A visit to the museum provides a change from the historical monuments and buildings of Krakow, showing a more contemporary side of the city. Visitors will enjoy the modern architecture of the museum—a former power station turned riverfront exhibition space with a rusted metal and black glass exterior—and great views of the city and Vistula River.
Having moved its headquarters to the Podgórze district in 2014, the museum offers a modern piece of Polish cultural history in a clean, new and rarely crowded facility worth at least an hour's visit. Enjoy free admission to the museum and 40 other city attractions with a Krakow Museum and Transport Official Pass, including free, unlimited public transportation.

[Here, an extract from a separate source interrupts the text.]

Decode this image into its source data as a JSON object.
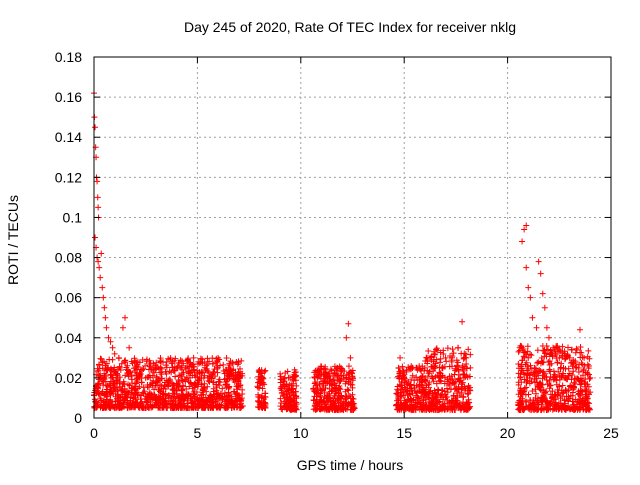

The CRICOTEKA Museum of Tadeusz Kantor is located at Ulica Nadwiślańska 2–4, in the Podgórze district of Krakowa on the banks of the Vistula River. It is accessible by trams 3, 9, 19, 24 and 50, alighting at Podgórze.
The museum is open Tuesday through Sunday from 11am to 7pm, and is closed on Monday. Admission is 10 PLN for adults; 5 PLN for seniors & students; and 15 PLN for family tickets. There is free entry on Tuesday. Visitors holding a Krakow Museum and Transport Official Pass are guaranteed free entry.